For the past 15 years, Katey Walter Anthony has been chasing the bubbles of methane that rise up from Arctic lakes. The methane, which is concentrated enough to be set ablaze, is released from lakebeds as carbon-loaded permafrost thaws and, as a greenhouse gas, triggers even more warming.
"It's the strongest sign that we see of the carbon-feedback loop," said Walter Anthony, who estimates she has visited 200 Arctic lakes.
Now the University of Alaska Fairbanks scientist and her colleagues have captured some of those bubbles and used them to produce the first calculation of how much methane has flowed into the atmosphere from thawed Arctic lakebeds.
Over the past 60 years, 100 million to 300 million metric tons of methane have streamed up from once-frozen lakebeds in the Arctic, concludes a study by Walter Anthony, who is with UAF's International Arctic Research Center, and her colleagues. The study was published in London-based Nature Geoscience, part of the Nature group of journals.
"This is the first time we've put it together on a landscape scale," Walter Anthony said.
Radiocarbon dating shows that the methane rising to the top of lakes is ancient, matching the carbon that — until the permafrost thawed — was sequestered in the frozen soil for thousands of years, dating as far back as the Pleistocene epoch, which ended about 12,000 years ago.
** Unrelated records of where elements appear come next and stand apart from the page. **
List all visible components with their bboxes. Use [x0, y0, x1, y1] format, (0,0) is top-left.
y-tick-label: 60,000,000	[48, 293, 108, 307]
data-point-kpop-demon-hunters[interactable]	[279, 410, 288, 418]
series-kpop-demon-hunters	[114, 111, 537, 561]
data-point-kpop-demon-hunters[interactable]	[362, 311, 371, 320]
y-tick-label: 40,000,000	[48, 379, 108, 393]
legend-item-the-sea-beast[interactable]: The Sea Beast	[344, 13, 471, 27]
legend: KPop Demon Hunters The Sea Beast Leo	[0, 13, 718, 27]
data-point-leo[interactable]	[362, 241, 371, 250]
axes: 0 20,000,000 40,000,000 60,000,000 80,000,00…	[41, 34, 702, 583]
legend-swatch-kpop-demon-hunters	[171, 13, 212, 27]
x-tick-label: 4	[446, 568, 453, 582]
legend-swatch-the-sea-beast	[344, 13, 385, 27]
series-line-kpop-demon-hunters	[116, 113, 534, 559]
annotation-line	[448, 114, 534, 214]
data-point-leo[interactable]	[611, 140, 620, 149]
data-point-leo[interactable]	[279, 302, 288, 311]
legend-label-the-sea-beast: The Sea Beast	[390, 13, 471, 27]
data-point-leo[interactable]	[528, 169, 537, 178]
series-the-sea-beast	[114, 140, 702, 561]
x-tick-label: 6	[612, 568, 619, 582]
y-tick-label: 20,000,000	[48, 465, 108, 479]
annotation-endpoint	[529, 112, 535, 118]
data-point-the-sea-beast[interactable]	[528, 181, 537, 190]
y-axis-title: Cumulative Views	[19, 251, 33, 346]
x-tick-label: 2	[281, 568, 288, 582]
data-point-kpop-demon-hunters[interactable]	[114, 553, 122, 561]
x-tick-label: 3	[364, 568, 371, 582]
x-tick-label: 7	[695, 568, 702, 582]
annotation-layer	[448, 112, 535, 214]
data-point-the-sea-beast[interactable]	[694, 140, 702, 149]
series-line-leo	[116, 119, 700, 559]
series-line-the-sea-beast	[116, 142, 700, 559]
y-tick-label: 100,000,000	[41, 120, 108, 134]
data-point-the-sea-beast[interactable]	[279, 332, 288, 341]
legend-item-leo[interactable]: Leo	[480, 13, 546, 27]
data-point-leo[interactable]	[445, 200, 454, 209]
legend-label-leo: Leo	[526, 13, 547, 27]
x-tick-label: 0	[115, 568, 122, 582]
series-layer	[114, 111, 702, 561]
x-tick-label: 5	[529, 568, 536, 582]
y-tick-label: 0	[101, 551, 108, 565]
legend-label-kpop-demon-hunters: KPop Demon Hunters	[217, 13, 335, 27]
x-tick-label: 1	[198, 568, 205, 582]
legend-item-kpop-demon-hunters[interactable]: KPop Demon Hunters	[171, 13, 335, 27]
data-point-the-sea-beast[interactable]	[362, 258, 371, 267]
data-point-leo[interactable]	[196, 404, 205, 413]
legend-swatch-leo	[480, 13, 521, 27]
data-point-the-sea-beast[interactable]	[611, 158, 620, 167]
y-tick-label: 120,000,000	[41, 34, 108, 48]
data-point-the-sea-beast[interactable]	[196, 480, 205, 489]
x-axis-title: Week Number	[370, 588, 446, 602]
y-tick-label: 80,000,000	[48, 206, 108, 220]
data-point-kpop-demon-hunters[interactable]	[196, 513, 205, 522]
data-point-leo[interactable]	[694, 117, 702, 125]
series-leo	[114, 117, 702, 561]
Permafrost contains old plant and animal material.
The lakes' total emissions of carbon, including that in carbon dioxide, appears to be much more difficult to pin down; Walter Anthony's study pegs it at 200 million to 2.5 billion metric tons.
Levels of carbon released from Arctic lakebeds have risen steadily over the past six decades, but there have been no methane explosions from the newly thawed lakebeds, Walter Anthony and her partners found.
Even bigger increases are expected in the future.
Climate models predict that permafrost lakes' cumulative carbon emissions over the remainder of the 21st century could be more than double the emissions produced from such lakes between the end of the last Ice Age and now, according to the study.
To better predict future emissions, scientists need to know what happened in the past, Walter Anthony said.
To reach their conclusions, the scientists sampled methane and soil at 37 lakes in Alaska, Russia, Sweden and Canada. They captured bubbles of methane rising up from the lakes — the bubbles were 80 percent methane — and took gas samples to the laboratory, where they isolated carbon from the samples. What was left was pure graphite that could be dated using the radiocarbon method, Walter Anthony said.
"It's like a little piece of pencil lead in your hand," she said.
They also examined historical data about lakes and their changes, using aerial photos and other information. Water bodies atop permafrost are known as thermokarst lakes; they expand or contract as thaw causes the ground to cave in, fill with water or drain.
The lake areas with the most methane bubbles are at the margins, places where water has expanded and thaws what was previously dry and frozen land, Walter Anthony said.
Because lakes vary in their responses to permafrost thaw and in the type of permafrost they overlie, their levels of methane emissions also vary, she said. Some of the biggest methane producers, she said, have been in Interior Alaska and parts of Siberia, in places where yedoma — a particularly ice-rich type of permafrost — predominates.
Arctic-wide, dry land is expected to produce more carbon from permafrost thaw than lakes. Dry land, which comprises much more Arctic territory, is also emitting carbon from thawing permafrost. But that is dominated by new carbon — the byproduct of expanding plants that expel carbon in the soil through their spreading roots.
Emissions of that modern carbon are expected to rise sharply through the end of the century, but the above-soil spread of Arctic vegetation might keep pace and cancel out those emissions.
A recent report from the U.S. Geological Survey predicts that Alaska's ecosystems, which currently absorb 3.7 million metric tons of atmospheric carbon annually, will continue to be a "carbon sink" through the end of the 21st century. The USGS report predicts expansion of carbon-dioxide-absorbing Arctic plants in Alaska will offset carbon emissions from thawing permafrost.